Hasta que el químico Joe Schwarcz leyó la publicación científica y descubrió un error de cálculo. “Sigo todo lo relacionado con plásticos, esa es una de mis áreas” dijo el 11 de diciembre en cambio de Correo Nacional. Schwarcz, director de la Oficina para la Ciencia y la Sociedad de la Universidad McGill de Montreal, también se llamó a sí mismo “un riguroso” cuando se trata de números. Y resultaron ser incorrectos.
En la publicación científica, los investigadores se centraron en los retardantes de llama, un gran grupo de sustancias químicas, algunas de las cuales son cancerígenas. También pueden alterar las funciones hormonales y perjudicar el crecimiento y la reproducción. Ciertos grupos de retardantes de llama se utilizan en productos eléctricos y electrónicos, incluidas las carcasas de plástico, para frenar la propagación en caso de incendio. Ese plástico (incluidos los productos químicos que contiene) se recicla posteriormente, por ejemplo para fabricar utensilios de cocina negros.
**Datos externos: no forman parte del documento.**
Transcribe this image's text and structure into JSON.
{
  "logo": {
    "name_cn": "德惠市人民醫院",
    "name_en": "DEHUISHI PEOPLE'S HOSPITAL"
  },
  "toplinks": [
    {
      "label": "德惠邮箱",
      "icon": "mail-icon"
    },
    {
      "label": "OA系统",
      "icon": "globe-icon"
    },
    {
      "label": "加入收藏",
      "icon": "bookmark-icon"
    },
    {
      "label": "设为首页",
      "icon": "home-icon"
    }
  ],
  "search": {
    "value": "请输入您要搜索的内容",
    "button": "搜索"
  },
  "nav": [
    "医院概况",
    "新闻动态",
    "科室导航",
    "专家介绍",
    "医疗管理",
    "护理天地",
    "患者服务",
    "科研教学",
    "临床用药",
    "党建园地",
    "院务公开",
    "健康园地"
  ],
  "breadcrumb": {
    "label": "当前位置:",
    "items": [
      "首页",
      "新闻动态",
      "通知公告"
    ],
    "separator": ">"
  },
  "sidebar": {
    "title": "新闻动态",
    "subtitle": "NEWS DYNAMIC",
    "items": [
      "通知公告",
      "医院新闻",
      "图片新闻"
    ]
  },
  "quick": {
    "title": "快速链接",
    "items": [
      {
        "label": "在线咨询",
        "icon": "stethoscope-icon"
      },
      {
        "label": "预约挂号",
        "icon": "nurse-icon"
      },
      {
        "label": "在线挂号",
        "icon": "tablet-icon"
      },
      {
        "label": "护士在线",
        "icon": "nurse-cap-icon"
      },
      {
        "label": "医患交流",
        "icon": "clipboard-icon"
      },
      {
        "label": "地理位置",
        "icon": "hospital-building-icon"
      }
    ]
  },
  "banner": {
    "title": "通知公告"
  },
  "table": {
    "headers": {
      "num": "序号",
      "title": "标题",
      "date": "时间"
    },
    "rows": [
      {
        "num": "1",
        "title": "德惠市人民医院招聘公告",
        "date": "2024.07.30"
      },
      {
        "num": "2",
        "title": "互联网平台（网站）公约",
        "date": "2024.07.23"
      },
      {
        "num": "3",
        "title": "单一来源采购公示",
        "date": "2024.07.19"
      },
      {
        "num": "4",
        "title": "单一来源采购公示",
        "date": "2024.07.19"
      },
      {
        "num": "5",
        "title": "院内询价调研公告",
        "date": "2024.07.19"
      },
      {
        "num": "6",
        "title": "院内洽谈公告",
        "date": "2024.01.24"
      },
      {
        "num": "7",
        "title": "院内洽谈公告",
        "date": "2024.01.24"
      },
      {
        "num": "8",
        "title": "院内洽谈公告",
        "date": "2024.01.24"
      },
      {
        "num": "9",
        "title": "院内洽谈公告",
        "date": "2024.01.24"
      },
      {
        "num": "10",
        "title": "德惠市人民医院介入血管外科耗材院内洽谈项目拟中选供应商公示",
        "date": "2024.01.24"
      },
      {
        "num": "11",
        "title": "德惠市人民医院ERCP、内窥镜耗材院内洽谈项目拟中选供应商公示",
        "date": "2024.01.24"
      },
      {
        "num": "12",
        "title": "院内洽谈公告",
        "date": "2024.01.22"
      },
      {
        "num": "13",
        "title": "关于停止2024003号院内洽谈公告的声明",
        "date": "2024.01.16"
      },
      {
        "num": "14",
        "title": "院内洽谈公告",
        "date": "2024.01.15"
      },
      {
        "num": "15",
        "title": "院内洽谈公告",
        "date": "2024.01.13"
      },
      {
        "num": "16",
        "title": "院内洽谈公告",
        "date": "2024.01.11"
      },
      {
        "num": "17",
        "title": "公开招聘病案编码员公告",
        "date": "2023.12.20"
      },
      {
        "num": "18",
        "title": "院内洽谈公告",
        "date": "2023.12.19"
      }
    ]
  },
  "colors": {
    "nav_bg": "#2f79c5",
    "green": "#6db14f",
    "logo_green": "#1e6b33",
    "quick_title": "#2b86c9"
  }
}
Ciertos retardantes de llama
Los investigadores determinaron la concentración de determinados retardantes de llama (bromados y organofosforados) en 203 productos, entre ellos espátulas, patatas fritas, cucharas para pasta, pero también bandejas para sushi y comida rápida, así como juguetes para niños (una mini mesa de billar, abalorios para fiestas, un anzuelo pirata). Encontraron concentraciones bastante altas de retardantes de llama en bastantes productos. También el BDE-209, que se está eliminando progresivamente en Estados Unidos, Europa y China. En algunos casos, las personas podrían ingerir 34.700 nanogramos de BDE-209 por día, calcularon los investigadores. Y eso, convertido para una persona que pesa 60 kilos, estaba cerca de la dosis máxima permitida de, escribieron los investigadores, 42.000 ng/día. Pero Schwarcz descubrió que allí habían cometido un error de cálculo. Porque 60 × 7.000 ng (la dosis máxima permitida por kilo de peso corporal) no son 42.000, ¡sino 420.000!
Los investigadores publicaron el 15 de diciembre. una correcciónen el que expresan su pesar por el error que cometieron. Ajustaron una frase en su artículo. La ingesta diaria calculada no se acercó a la dosis máxima permitida, pero fue diez veces mayor bajo.
Pero eso no cambia la conclusión, escriben los investigadores. Mediante el reciclaje, los retardantes de llama dañinos pueden terminar en productos donde no son necesarios en absoluto. Se necesita más regulación para detener el uso de este tipo de aditivos peligrosos y utilizar sustitutos más seguros.